I always go back to Forza, especially Forza Horizon, because it is another Xbox Studios produced, massively online multiplayer vehicle sandbox. You can build a career as a car skin painter, or in the auction house, you can focus on drifting, street racing, track racing, off road racing… etc.
Within the community, there are sub cultures for each of these career paths. Some are ridiculously passionate.
Forza Motorsport (not Horizon) has a more traditional racing career path. You win races, you win money to get better cars and upgrades.
Many, many other racing sims (more sim than Forza’s simcade) have career modes. It is a perfect fit for the genre.
Microsoft Farm Simulator is very much career based (and a weird corner or simulation).
American Truck Simulator and European Truck Simulator (NOT made by Xbox Studios) have something brilliant and I confess, I drove for hundreds more hours because of my career than just for the joy of driving alone. You got to buy your truck and upgrade it. Then you ran a trucking business so if you bought a second truck you could hire a driver, and so on. Soon, you have a fleet of trucks and multiple branches across the continent. And all the while, you keep driving your truck from A to B.
Train Simulators have their career modes too.
I mean, we have the whole freaking globe, and I really think there is an untapped wealth of casual simmers who just need a bit more motivation to fly in order to become hooked, and turn that corner into becoming a core simmer.

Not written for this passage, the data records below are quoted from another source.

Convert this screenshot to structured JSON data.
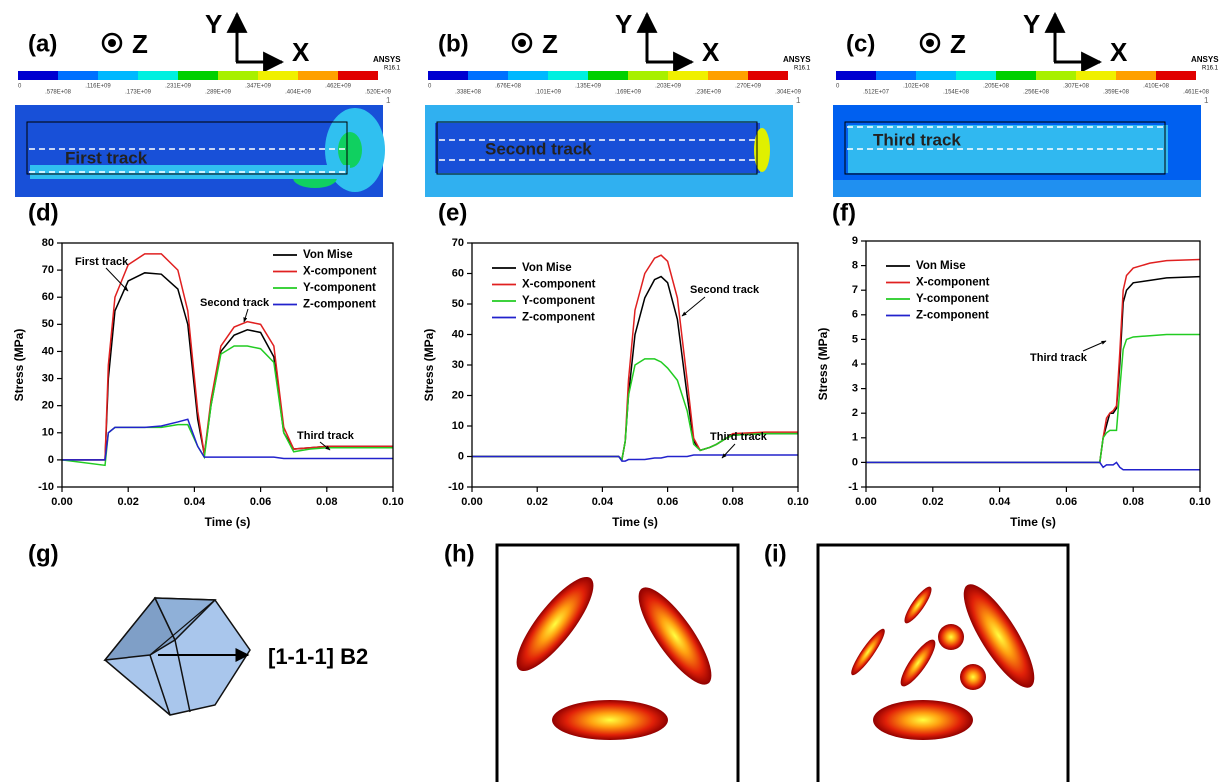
{
  "contour_panels": [
    {
      "label": "(a)",
      "axis_z": "Z",
      "axis_y": "Y",
      "axis_x": "X",
      "brand": "ANSYS",
      "version": "R16.1",
      "number": "1",
      "colorbar_ticks": [
        "0",
        ".578E+08",
        ".116E+09",
        ".173E+09",
        ".231E+09",
        ".289E+09",
        ".347E+09",
        ".404E+09",
        ".462E+09",
        ".520E+09"
      ],
      "track_label": "First track"
    },
    {
      "label": "(b)",
      "axis_z": "Z",
      "axis_y": "Y",
      "axis_x": "X",
      "brand": "ANSYS",
      "version": "R16.1",
      "number": "1",
      "colorbar_ticks": [
        "0",
        ".338E+08",
        ".676E+08",
        ".101E+09",
        ".135E+09",
        ".169E+09",
        ".203E+09",
        ".236E+09",
        ".270E+09",
        ".304E+09"
      ],
      "track_label": "Second track"
    },
    {
      "label": "(c)",
      "axis_z": "Z",
      "axis_y": "Y",
      "axis_x": "X",
      "brand": "ANSYS",
      "version": "R16.1",
      "number": "1",
      "colorbar_ticks": [
        "0",
        ".512E+07",
        ".102E+08",
        ".154E+08",
        ".205E+08",
        ".256E+08",
        ".307E+08",
        ".359E+08",
        ".410E+08",
        ".461E+08"
      ],
      "track_label": "Third track"
    }
  ],
  "chart_labels": [
    "(d)",
    "(e)",
    "(f)"
  ],
  "chart_data": [
    {
      "type": "line",
      "xlabel": "Time (s)",
      "ylabel": "Stress (MPa)",
      "legend": "upper right",
      "x": [
        0,
        0.013,
        0.014,
        0.016,
        0.02,
        0.025,
        0.03,
        0.035,
        0.038,
        0.041,
        0.043,
        0.045,
        0.048,
        0.052,
        0.056,
        0.06,
        0.064,
        0.067,
        0.07,
        0.075,
        0.08,
        0.09,
        0.1
      ],
      "series": [
        {
          "name": "Von Mise",
          "color": "#000000",
          "values": [
            0,
            0,
            30,
            55,
            66,
            69,
            68.5,
            63,
            50,
            15,
            2,
            20,
            40,
            46,
            48,
            47,
            38,
            10,
            4,
            4.5,
            5,
            5,
            5
          ]
        },
        {
          "name": "X-component",
          "color": "#e02020",
          "values": [
            0,
            0,
            35,
            60,
            72,
            76,
            76,
            70,
            55,
            18,
            2,
            22,
            42,
            49,
            51,
            50,
            42,
            12,
            4,
            4.5,
            5,
            5,
            5
          ]
        },
        {
          "name": "Y-component",
          "color": "#22cc22",
          "values": [
            0,
            -2,
            10,
            12,
            12,
            12,
            12,
            13,
            13,
            5,
            1,
            20,
            39,
            42,
            42,
            41,
            36,
            10,
            3,
            4,
            4.5,
            4.5,
            4.5
          ]
        },
        {
          "name": "Z-component",
          "color": "#2222cc",
          "values": [
            0,
            0,
            10,
            12,
            12,
            12,
            12.5,
            14,
            15,
            5,
            1,
            1,
            1,
            1,
            1,
            1,
            1,
            0.5,
            0.5,
            0.5,
            0.5,
            0.5,
            0.5
          ]
        }
      ],
      "xlim": [
        0,
        0.1
      ],
      "ylim": [
        -10,
        80
      ],
      "xticks": [
        {
          "value": 0,
          "label": "0.00"
        },
        {
          "value": 0.02,
          "label": "0.02"
        },
        {
          "value": 0.04,
          "label": "0.04"
        },
        {
          "value": 0.06,
          "label": "0.06"
        },
        {
          "value": 0.08,
          "label": "0.08"
        },
        {
          "value": 0.1,
          "label": "0.10"
        }
      ],
      "yticks": [
        -10,
        0,
        10,
        20,
        30,
        40,
        50,
        60,
        70,
        80
      ],
      "annotations": [
        "First track",
        "Second track",
        "Third track"
      ]
    },
    {
      "type": "line",
      "xlabel": "Time (s)",
      "ylabel": "Stress (MPa)",
      "legend": "upper left",
      "x": [
        0,
        0.045,
        0.046,
        0.047,
        0.048,
        0.05,
        0.053,
        0.056,
        0.058,
        0.06,
        0.063,
        0.066,
        0.068,
        0.07,
        0.073,
        0.075,
        0.078,
        0.08,
        0.09,
        0.1
      ],
      "series": [
        {
          "name": "Von Mise",
          "color": "#000000",
          "values": [
            0,
            0,
            -1,
            5,
            20,
            40,
            52,
            58,
            59,
            57,
            45,
            20,
            5,
            2,
            3,
            4,
            6,
            7,
            7.5,
            7.5
          ]
        },
        {
          "name": "X-component",
          "color": "#e02020",
          "values": [
            0,
            0,
            -1,
            5,
            25,
            48,
            60,
            65,
            66,
            64,
            52,
            25,
            6,
            2,
            3,
            4,
            6,
            7.5,
            8,
            8
          ]
        },
        {
          "name": "Y-component",
          "color": "#22cc22",
          "values": [
            0,
            0,
            -1,
            5,
            20,
            30,
            32,
            32,
            31,
            29,
            25,
            15,
            4,
            2,
            3,
            4,
            6,
            7,
            7.5,
            7.5
          ]
        },
        {
          "name": "Z-component",
          "color": "#2222cc",
          "values": [
            0,
            0,
            -1.5,
            -1.5,
            -1,
            -1,
            -1,
            -0.5,
            -0.5,
            0,
            0,
            0,
            0.5,
            0.5,
            0.5,
            0.5,
            0.5,
            0.5,
            0.5,
            0.5
          ]
        }
      ],
      "xlim": [
        0,
        0.1
      ],
      "ylim": [
        -10,
        70
      ],
      "xticks": [
        {
          "value": 0,
          "label": "0.00"
        },
        {
          "value": 0.02,
          "label": "0.02"
        },
        {
          "value": 0.04,
          "label": "0.04"
        },
        {
          "value": 0.06,
          "label": "0.06"
        },
        {
          "value": 0.08,
          "label": "0.08"
        },
        {
          "value": 0.1,
          "label": "0.10"
        }
      ],
      "yticks": [
        -10,
        0,
        10,
        20,
        30,
        40,
        50,
        60,
        70
      ],
      "annotations": [
        "Second track",
        "Third track"
      ]
    },
    {
      "type": "line",
      "xlabel": "Time (s)",
      "ylabel": "Stress (MPa)",
      "legend": "upper left",
      "x": [
        0,
        0.07,
        0.071,
        0.072,
        0.073,
        0.074,
        0.075,
        0.076,
        0.077,
        0.078,
        0.08,
        0.085,
        0.09,
        0.1
      ],
      "series": [
        {
          "name": "Von Mise",
          "color": "#000000",
          "values": [
            0,
            0,
            1,
            1.5,
            2,
            2,
            2.2,
            4,
            6.5,
            7,
            7.3,
            7.4,
            7.5,
            7.55
          ]
        },
        {
          "name": "X-component",
          "color": "#e02020",
          "values": [
            0,
            0,
            1,
            1.8,
            2,
            2.1,
            2.3,
            4.5,
            7,
            7.6,
            7.9,
            8.1,
            8.2,
            8.25
          ]
        },
        {
          "name": "Y-component",
          "color": "#22cc22",
          "values": [
            0,
            0,
            1,
            1.2,
            1.3,
            1.3,
            1.3,
            3,
            4.6,
            5,
            5.1,
            5.15,
            5.2,
            5.2
          ]
        },
        {
          "name": "Z-component",
          "color": "#2222cc",
          "values": [
            0,
            0,
            -0.2,
            -0.1,
            -0.1,
            -0.1,
            0,
            -0.2,
            -0.3,
            -0.3,
            -0.3,
            -0.3,
            -0.3,
            -0.3
          ]
        }
      ],
      "xlim": [
        0,
        0.1
      ],
      "ylim": [
        -1,
        9
      ],
      "xticks": [
        {
          "value": 0,
          "label": "0.00"
        },
        {
          "value": 0.02,
          "label": "0.02"
        },
        {
          "value": 0.04,
          "label": "0.04"
        },
        {
          "value": 0.06,
          "label": "0.06"
        },
        {
          "value": 0.08,
          "label": "0.08"
        },
        {
          "value": 0.1,
          "label": "0.10"
        }
      ],
      "yticks": [
        -1,
        0,
        1,
        2,
        3,
        4,
        5,
        6,
        7,
        8,
        9
      ],
      "annotations": [
        "Third track"
      ]
    }
  ],
  "bottom_panels": [
    {
      "label": "(g)",
      "caption": "[1-1-1] B2"
    },
    {
      "label": "(h)"
    },
    {
      "label": "(i)"
    }
  ]
}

Forza Horizon fills their world with activity, and it is fun, addictive, and gets people playing for dozens or hundreds of hours, but folks can always just turn that all off and cruise from A to B whenever they wish.
I know Forza is more arcade oriented than MSFS, but there are simulation ways to incorporate a vast, living online world full of jobs and activities into a massively online, multiplayer flight sim like MSFS. As it stands, ther world is almost too vast, and it often feels like there should be more to do within it than just flying from A to B and learning new computer and steam systems in airplanes.
The more alive and active they can make the world, the more casuals will want to stick around and really learn how to fly.